This Article is From Nov 06, 2012

The man who's likely to be China's next president

The man who's likely to be China's next president

In this File photo, Chinese Vice President Xi Jinping meets with Egypt's President Mohammed Morsi at the Great Hall of the People in Beijing. (Credit:AP)

Beijing: The next leader of a fifth of the world's people is a Communist aristocrat married to a pop star -- but his views are a mystery, hidden behind Party secrecy and an enigmatic demeanour.

Barring an unprecedented upset, Xi Jinping, 59, is to assume China's paramount political post as general secretary of the all-powerful Party at its five-yearly congress beginning this week.

He replaces the outgoing Hu Jintao and the promotion ensures he will take over the national presidency from Hu early next year.

Xi inherits the mantle with his party's key claim to ruling legitimacy -- economic growth -- threatened by a rare slowdown, and its unity shaken by an embarrassing scandal involving one of his former Politburo colleagues.

But owing to the party's intensely secretive nature, observers have found it hard to pin down Xi's beliefs and allegiances -- or how he will address the challenges.

Xi has an impeccable political pedigree as the son of a respected figure in the revolution that brought the Communists to power in 1949, and previously headed some of China's most economically dynamic and reform-minded areas.

Married to a famous Chinese singer, Xi -- a portly figure typically seen on state television with a deadpan expression -- has shown a bit more colour than his predecessor Hu, a Communist bureaucrat with a wooden image.

Xi created a stir during a 2009 speech in Mexico by scoffing at "foreigners with full bellies and nothing to do but criticise our affairs", an apparent reference to the West.

But he has longstanding links with the US, going on an agricultural research trip to the country in 1985 and staying with a family in Muscatine, Iowa, deep in the farming heartland of the Midwest.

Almost three decades later he paid his hosts a return visit while on a much-publicised official trip to the US in February, where he indulged in his purported love of basketball at an NBA game in Washington.

His wife Peng Liyuan is a showbusiness personality who holds the rank of army general and starred for 25 years in a televised Lunar New Year gala watched by hundreds of millions of people.

Xi has tasted both the hard life of the impoverished countryside and the energy of China's economic miracle.

His father Xi Zhongxun fought alongside Mao Zedong and served as vice-premier until he fell in one of Mao's political purges, then was rehabilitated under pragmatic former top leader Deng Xiaoping.
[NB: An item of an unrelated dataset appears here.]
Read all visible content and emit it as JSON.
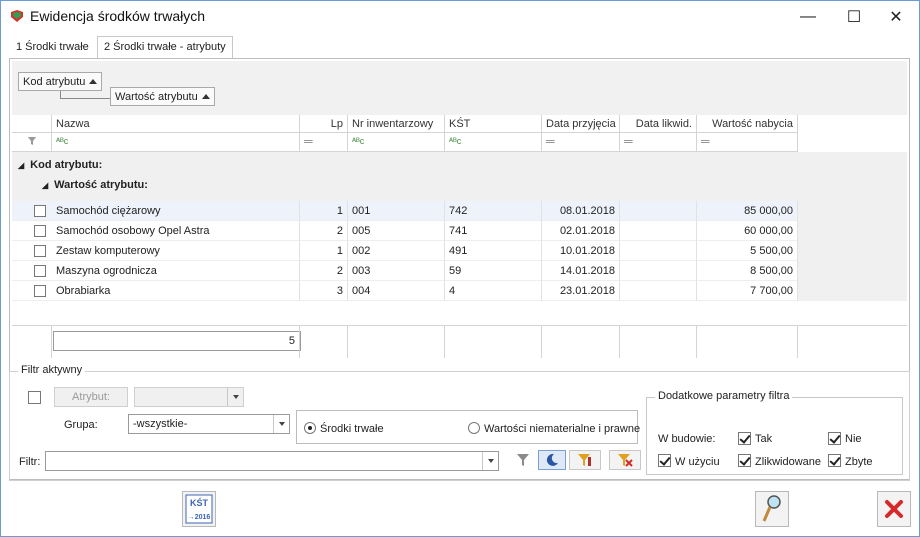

Xi grew up among the privileged elite but, like many young educated Chinese during Mao's 1966-76 "Cultural Revolution", was "sent down" to the countryside to live and work humbly alongside peasants.

While labouring in the poor northern province of Shaanxi, he joined the Communist party and moved to Beijing in 1975 to study at the prestigious Tsinghua University -- also Hu's alma mater.

From there Xi rose up the party ranks mainly on China's fast-growing eastern seaboard, where he earned a reputation as an effective manager and supporter of economic reforms.

He oversaw the key manufacturing provinces of Fujian and Zhejiang before briefly taking the top post in the commercial hub of Shanghai in 2007. Later that year he secured a spot on the party's nine-member Politburo Standing Committee, China's top decision-making body.

When he was named vice-president in 2008 it put him in pole position for the top job.

But there are few clues on what sort of leader he will be in the now-standard 10-year term, and no hint at all that he will be able to impose his will in the consensus-driven upper echelons of the Communist Party even if he wanted to.

The Party tightly restricts any information on top leaders that would reveal them as individuals, a lesson learned from the personality cult developed around Communist founder Mao Zedong -- often to disastrous effect.

There has been speculation that Xi could have a reformist bent, but analysts say he has risen up mainly because his pedigree made him a compromise, status quo choice acceptable to Hu, former president Jiang Zemin and other powerbrokers.

Xi has avoided revealing any leanings that might threaten his status as a consensus candidate, backing non-controversial policies and positions during his rise up the party ranks, said China political analyst Willy Lam.

"He's a team player. He played by the rules of the party. He's not a risk-taker. He doesn't want to take risks that might jeopardise his career," he said.

His extended family have business interests worth hundreds of millions of dollars, according to an investigation by the Bloomberg news agency earlier this year, which said there was no indication of wrongdoing on his or their part.

American diplomatic cables published by WikiLeaks described Xi as pragmatic yet ambitious, willing to tilt with the political winds to advance.

They said he was uncorrupted by money yet with a sense of political entitlement, feeling that fellow "princelings" like him -- the privileged offspring of exalted Communist revolutionaries -- "deserve to rule China".